IM-Worm.Win32.Kelvir.k

IM-Worm.Win32.Kelvir.k leads a double life as both a false positive from rogue security software and a real, albeit old worm that was first seen in 2005. Determining which type of IM-Worm.Win32.Kelvir.k problem you have should be done with some help from an appropriate anti-virus program that can detect a wide variety of PC threats, including both worms and rogue programs. Attempting to remove a fake IM-Worm.Win32.Kelvir.k infection may harm your PC, while allowing a real IM-Worm.Win32.Kelvir.k to remain undeleted can result in your PC being targeted with spyware attacks.

IM-Worm.Win32.Kelvir.k - the Elderly Spy-Worm

Since IM-Worm.Win32.Kelvir.k was first reported in 2005 and was updated only in 2007, recent IM-Worm.Win32.Kelvir.k infections are unlikely, although still possible. Worms like IM-Worm.Win32.Kelvir.k can infect computers by using network-shared folders or removable drives to install themselves automatically. IM-Worm.Win32.Kelvir.k itself has also seen using MSN Messenger to spread itself with links embedded in spam messages.

The payload that IM-Worm.Win32.Kelvir.k drops is its most dangerous function, since IM-Worm.Win32.Kelvir.k installs a variant of the W32.Spybot.Worm, a second worm with spyware capabilities. You should assume that private information, including passwords and other login data, are at risk for any PC that's infected by IM-Worm.Win32.Kelvir.k.

IM-Worm.Win32.Kelvir.k has been confirmed to attack most versions of Windows from Windows 95 up to Windows XP, although IM-Worm.Win32.Kelvir.k may not be able to attack newer versions of the operating system.

Although IM-Worm.Win32.Kelvir.k may copy its files to many locations these files can be hidden with the Hidden or System attributes and may not appear in Windows Explorer. Enabling the display of files with these attributes may let you see IM-Worm.Win32.Kelvir.k's various clones. When in doubt, assume that IM-Worm.Win32.Kelvir.k has copied itself to all drives, including removable ones.

This genuine IM-Worm.Win32.Kelvir.k threat can go by several aliases, including Win32.Kelvir.F, W32.Kelvir.S, W32/Kelvir.worm.gen, W32/Kelvir-I and WORM_KELVIR.O.

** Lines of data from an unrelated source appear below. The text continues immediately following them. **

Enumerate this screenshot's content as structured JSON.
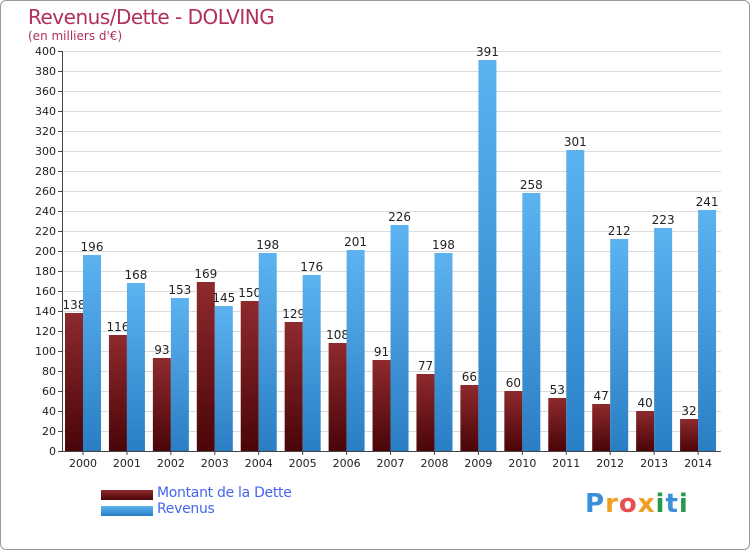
{
  "chart_data": {
    "type": "bar",
    "title": "Revenus/Dette - DOLVING",
    "subtitle": "(en milliers d'€)",
    "xlabel": "",
    "ylabel": "",
    "ylim": [
      0,
      400
    ],
    "yticks": [
      0,
      20,
      40,
      60,
      80,
      100,
      120,
      140,
      160,
      180,
      200,
      220,
      240,
      260,
      280,
      300,
      320,
      340,
      360,
      380,
      400
    ],
    "grid": true,
    "legend_position": "bottom-left",
    "categories": [
      "2000",
      "2001",
      "2002",
      "2003",
      "2004",
      "2005",
      "2006",
      "2007",
      "2008",
      "2009",
      "2010",
      "2011",
      "2012",
      "2013",
      "2014"
    ],
    "series": [
      {
        "name": "Montant de la Dette",
        "color": "#7a1a1f",
        "values": [
          138,
          116,
          93,
          169,
          150,
          129,
          108,
          91,
          77,
          66,
          60,
          53,
          47,
          40,
          32
        ]
      },
      {
        "name": "Revenus",
        "color": "#4aa3e6",
        "values": [
          196,
          168,
          153,
          145,
          198,
          176,
          201,
          226,
          198,
          391,
          258,
          301,
          212,
          223,
          241
        ]
      }
    ]
  },
  "logo": {
    "letters": [
      {
        "ch": "P",
        "color": "#3a8fd8"
      },
      {
        "ch": "r",
        "color": "#f0a020"
      },
      {
        "ch": "o",
        "color": "#e85050"
      },
      {
        "ch": "x",
        "color": "#f0a020"
      },
      {
        "ch": "i",
        "color": "#2a9a4a"
      },
      {
        "ch": "t",
        "color": "#3a8fd8"
      },
      {
        "ch": "i",
        "color": "#2a9a4a"
      }
    ]
  }
}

When IM-Worm.Win32.Kelvir.k Isn't the Attacker That You Need to Worry About

Although actual IM-Worm.Win32.Kelvir.k infections have become rare, fake IM-Worm.Win32.Kelvir.k detections are on the rise due to rogue security programs like XP Internet Security 2010, XP Internet Security 2011 and XP Internet Security 2012. These rogue security applications will create fake IM-Worm.Win32.Kelvir.k infection warnings, to make you believe that you're being attacked by unrelated infections. However, rogue security programs aren't designed to detect real PC threats and will even attack your computer themselves.

Besides IM-Worm.Win32.Kelvir.k false positives, you may also see errors that look like the examples listed here:

System warning!
Continue working in unprotected mode is very dangerous. Viruses can damage your confidential data and work on your computer. Click here to protect your computer.

System warning!
Security Essentials Ultimate Pack software detects programs that may compromise your privacy and harm your systems. It is highly recommended you scan your PC right now. Click here to start.

Security Alert!
Your computer is being attacked from a remote machine !
Block Internet access to your computer to prevent system infection.

Critical Warning!
Critical System Warning! Your system is probably infected with a version of Trojans-Spy.HTML.Visafraud.a. This may result in website access passwords being stolen from Internet Explorer, Mozilla Firefox, Outlook etc. Click Yes to scan and remove threats. (recommended)

You don't need to do anything about these fake threats, including the fake IM-Worm.Win32.Kelvir.k alert. However, you will need to remove XP Internet Security 2010 and any other harmful programs with a real anti-virus program of your choice. Once the rogue program has been deleted, you'll have succeeded in removing IM-Worm.Win32.Kelvir.k warnings, as well.